Dış Güneş Sistemi, genel olarak, biraz gizemli bir yerdir. Çok uzaktadır ve epeyce karanlıktır ve içindeki nesneler çokça küçüktür. Bu yüzden Neptün’ün yörüngesinin ötesinde neler olup bittiğini görmek oldukça zordur. Küçük buzlu cisimlerden oluşan Kuiper Kuşağı ve daha ilerde çok daha uzak mesafelerde bulunan Oort Bulutu ile uzayın bu bölgesinin mimarisi hakkında genel bir fikir sahibiyiz. Ancak ayrıntıların detayına inmek daha zordur.
Ağustos 2013 ile Ocak 2019 arasında yürütülen Karanlık Enerji Araştırması (DES) sayesinde beklenmedik bir kaynaktan daha fazla bilgi alınmaya başlandı: Karanlık enerjiden etkilendiği düşünülen Evrenin genişleme ivmesini hesaplamaya çalışmak için süpernova ve galaksi kümeleri gibi nesneleri inceleyerek birkaç yüz gece boyunca kızılötesi ve yakın kızılötesi dalga boyunda güney gökyüzü gözlendi.
Araştırmanın derinliği, genişliği ve kesinliği, Güneş’ten yaklaşık 30 Astronomik Birim (1 AB= 150 milyon km) uzaklıktaki Neptün’ün yörüngesinin ötesinde, dış Güneş Sistemi’ndeki nesneleri de tanımlamak için çok iyi çıktı. Bu yılın başlarında, gökbilimciler ekibi, DES verilerinde dış Güneş Sistemi’nde önceden bilinmeyen 461 nesne keşfettiklerini açıkladılar.
Bernstein ve Pennsylvania Üniversitesi gökbilimcisi Pedro Bernardinelli tarafından tespit edilen bu nesnelerden biri, C/2014 UN 271 (Bernardinelli-Bernstein) idi. Şimdi, onlar ve ekibi yeni bir çalışmada kuyruklu yıldızı daha ayrıntılı olarak tanımladılar.
Araştırmacıların dediğine göre: “C/2014 UN 271’in (Bernardinelli-Bernstein), Oort Bulutundan fırlamasından bu yana Güneş’e 18 AB’den daha yakın konumda olduğu ve bir önceki yaklaşımı için hiçbir kanıt olmadığı göz önüne alındığında bunun ‘yeni’ bir kuyruklu yıldız olduğu sonucuna vardık. Gerçekten, bu şimdiye kadar gözlemlenen en bozulmamış kuyruklu yıldız olabilir, çünkü onu Uranüs’ün yörüngesine girmeden önce tespit ettik.”
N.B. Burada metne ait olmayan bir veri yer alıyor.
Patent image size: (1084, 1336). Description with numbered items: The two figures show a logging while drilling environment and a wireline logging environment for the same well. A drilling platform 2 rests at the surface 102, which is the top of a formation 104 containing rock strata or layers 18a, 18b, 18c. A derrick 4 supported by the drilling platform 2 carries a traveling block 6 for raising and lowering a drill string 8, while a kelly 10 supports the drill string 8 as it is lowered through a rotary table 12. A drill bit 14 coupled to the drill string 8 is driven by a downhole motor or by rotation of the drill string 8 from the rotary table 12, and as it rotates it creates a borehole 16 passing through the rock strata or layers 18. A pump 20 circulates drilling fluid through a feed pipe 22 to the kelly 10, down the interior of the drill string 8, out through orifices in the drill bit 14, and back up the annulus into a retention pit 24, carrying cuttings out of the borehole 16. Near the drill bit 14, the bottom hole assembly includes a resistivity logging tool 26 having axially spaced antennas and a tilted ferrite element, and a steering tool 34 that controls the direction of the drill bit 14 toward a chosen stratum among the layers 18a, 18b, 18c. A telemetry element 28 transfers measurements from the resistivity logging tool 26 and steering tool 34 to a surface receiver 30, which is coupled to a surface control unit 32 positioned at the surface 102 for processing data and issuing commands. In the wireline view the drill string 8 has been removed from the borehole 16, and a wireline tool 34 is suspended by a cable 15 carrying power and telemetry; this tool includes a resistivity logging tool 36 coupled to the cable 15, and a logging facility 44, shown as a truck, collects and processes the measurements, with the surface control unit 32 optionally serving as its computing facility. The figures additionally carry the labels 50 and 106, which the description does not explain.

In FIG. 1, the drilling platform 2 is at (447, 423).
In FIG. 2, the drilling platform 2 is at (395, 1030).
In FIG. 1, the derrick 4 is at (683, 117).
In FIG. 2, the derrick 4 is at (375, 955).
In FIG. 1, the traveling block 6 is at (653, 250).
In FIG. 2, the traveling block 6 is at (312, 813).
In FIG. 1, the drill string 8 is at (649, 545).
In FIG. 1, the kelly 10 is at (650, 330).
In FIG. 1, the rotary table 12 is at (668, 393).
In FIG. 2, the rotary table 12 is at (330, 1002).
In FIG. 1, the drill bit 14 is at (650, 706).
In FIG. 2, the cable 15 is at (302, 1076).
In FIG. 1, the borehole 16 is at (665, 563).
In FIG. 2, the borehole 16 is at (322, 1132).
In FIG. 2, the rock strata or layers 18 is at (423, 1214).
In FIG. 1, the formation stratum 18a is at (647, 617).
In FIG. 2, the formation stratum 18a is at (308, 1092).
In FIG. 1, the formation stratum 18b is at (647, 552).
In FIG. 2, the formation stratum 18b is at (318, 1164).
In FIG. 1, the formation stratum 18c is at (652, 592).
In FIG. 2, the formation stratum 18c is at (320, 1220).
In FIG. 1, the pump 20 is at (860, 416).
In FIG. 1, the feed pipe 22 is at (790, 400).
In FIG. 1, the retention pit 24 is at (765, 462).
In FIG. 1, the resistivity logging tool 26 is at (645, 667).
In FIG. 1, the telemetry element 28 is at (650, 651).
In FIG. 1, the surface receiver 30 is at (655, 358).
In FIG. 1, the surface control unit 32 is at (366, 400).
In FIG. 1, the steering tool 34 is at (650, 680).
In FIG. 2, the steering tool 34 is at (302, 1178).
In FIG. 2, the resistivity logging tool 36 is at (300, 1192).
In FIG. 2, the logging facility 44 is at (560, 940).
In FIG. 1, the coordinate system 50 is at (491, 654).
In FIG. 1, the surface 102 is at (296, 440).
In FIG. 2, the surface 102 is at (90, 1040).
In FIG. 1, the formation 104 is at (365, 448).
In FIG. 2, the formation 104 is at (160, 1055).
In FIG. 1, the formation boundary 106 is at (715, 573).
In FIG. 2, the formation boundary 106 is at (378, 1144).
Ekibin analizine göre, C/2014 UN 271 (Bernardinelli-Bernstein)Güneş Sistemi içine doğru olan yolculuğuna, Güneş’ten yaklaşık 40 bin 400 AB uzaklığında başlamıştı. Kuyruklu yıldız keşfedildiğinde Güneş’ten yaklaşık 29 AB uzaklıktaydı. Güneş’e en yakın yaklaşımı, 10.97 AB mesafeye ulaşacağı 2031 yılında gerçekleşecek (anlaşılması için Satürn’ün yörüngesi, ortalama 9,5 AB mesafeye sahiptir).
Çapı 155 km olan C/2014 UN 271 (Bernardinelli-Bernstein) taşıdığı uçucu maddeler nedeniyle mutlak bir boğucudur, ancak öyle olsa bile, o mesafeden çıplak gözle görülemez. Ancak bilim insanları, teleskoplarla onu incelemek için her fırsatı değerlendireceklerdir. Bileşimi hakkında daha fazla bilgi edinilirse, erken Güneş Sistemi ve uzak mesafeleri hakkında daha fazla bilgi verebileceğini umuyorlar.
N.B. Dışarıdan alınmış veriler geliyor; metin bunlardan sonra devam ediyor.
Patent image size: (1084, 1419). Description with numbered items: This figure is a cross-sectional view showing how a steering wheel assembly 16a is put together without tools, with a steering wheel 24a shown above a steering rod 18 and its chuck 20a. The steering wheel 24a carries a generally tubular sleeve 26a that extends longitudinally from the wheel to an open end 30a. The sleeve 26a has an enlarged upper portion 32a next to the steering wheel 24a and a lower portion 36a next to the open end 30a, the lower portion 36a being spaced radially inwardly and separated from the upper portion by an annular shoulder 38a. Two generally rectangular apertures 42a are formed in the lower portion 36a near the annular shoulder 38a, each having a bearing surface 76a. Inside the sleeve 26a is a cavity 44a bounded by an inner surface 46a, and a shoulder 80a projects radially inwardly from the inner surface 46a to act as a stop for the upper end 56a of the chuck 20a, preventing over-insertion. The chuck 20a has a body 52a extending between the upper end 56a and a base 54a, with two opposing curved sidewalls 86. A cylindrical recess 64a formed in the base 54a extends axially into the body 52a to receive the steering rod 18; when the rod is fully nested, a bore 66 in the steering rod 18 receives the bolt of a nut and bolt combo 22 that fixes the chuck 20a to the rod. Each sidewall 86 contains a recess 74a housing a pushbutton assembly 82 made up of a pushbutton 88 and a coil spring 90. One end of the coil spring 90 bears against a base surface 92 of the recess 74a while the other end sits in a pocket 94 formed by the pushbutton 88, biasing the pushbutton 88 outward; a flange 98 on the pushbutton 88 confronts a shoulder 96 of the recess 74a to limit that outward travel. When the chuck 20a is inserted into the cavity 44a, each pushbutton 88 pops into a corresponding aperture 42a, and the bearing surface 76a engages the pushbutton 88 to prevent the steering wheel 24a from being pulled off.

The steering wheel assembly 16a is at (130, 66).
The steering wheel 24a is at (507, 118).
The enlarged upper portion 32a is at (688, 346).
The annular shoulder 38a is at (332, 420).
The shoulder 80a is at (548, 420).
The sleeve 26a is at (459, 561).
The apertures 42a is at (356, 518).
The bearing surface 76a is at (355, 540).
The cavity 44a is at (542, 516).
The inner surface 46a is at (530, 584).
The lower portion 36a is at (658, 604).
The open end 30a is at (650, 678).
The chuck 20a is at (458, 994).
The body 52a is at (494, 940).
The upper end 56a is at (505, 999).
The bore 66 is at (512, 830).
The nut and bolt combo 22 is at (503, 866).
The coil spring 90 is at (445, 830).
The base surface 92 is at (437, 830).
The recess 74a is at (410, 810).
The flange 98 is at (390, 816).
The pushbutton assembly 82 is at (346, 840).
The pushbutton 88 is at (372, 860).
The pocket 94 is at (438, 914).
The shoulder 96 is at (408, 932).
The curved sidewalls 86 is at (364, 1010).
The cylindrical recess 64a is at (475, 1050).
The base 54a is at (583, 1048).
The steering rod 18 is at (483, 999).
Bunun nedeni, gezegen sistemimizin uzak saçaklarından gelen bu buzlu kayaların, yaklaşık 4,5 milyar yıl önce oluştuklarından bu yana az çok değişmediği düşünüldüğündendir. Kuyruklu yıldızın buzlarında kilitli olan uçucu maddeler, bu nedenle, oluşumu sırasında dış Güneş Sisteminin kimyası hakkında bilgi içermelidir.
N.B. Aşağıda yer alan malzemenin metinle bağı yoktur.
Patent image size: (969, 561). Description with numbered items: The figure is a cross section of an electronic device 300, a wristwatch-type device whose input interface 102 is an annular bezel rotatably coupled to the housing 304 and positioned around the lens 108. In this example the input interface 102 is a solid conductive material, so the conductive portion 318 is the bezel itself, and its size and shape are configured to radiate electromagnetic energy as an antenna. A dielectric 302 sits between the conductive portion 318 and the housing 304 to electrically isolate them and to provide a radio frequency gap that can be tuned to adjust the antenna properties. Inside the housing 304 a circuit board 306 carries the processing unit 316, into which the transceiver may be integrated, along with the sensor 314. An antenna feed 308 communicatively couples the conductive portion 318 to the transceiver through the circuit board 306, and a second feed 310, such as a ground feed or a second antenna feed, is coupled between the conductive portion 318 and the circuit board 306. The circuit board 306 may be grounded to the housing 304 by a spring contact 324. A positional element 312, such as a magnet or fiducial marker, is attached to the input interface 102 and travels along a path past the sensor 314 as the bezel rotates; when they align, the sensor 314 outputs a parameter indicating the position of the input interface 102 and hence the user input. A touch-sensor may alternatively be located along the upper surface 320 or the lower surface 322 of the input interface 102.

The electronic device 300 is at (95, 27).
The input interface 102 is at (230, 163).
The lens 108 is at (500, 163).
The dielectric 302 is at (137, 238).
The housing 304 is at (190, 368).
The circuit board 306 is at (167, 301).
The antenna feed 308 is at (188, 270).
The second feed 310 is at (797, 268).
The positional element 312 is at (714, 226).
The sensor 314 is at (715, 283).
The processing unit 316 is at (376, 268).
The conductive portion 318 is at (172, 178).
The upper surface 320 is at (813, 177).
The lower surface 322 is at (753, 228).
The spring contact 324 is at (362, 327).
Bilim insanları, bir kuyruklu yıldız Güneş’e yaklaştığında ortaya çıkan kuyruklu yıldızın atmosferi olan koma denilen belirtilerini zaten tespit etmişlerdi. Güneşe yaklaştıkça artan sıcaklık, kuyruklu yıldızın yüzeyindeki buzları buharlaştırarak komayı görünür kılar ve daha yakın mesafelere gelindiğinde ise kuyruklu yıldızın kuyrukları oluşur.
Bu özelliklerin spektral analizi bize C/2014 UN 271’in (Bernardinelli-Bernstein) içerdiği materyaller hakkında çok şey anlatacaktır. Oort Bulutu ve içindeki nesneler hakkında çok az şey bildiğimiz için, C/2014 UN 271 (Bernardinelli-Bernstein), uzaydaki evimizin bu esrarengiz bölgesine açılan çok nadir bir pencereyi temsil etmektedir.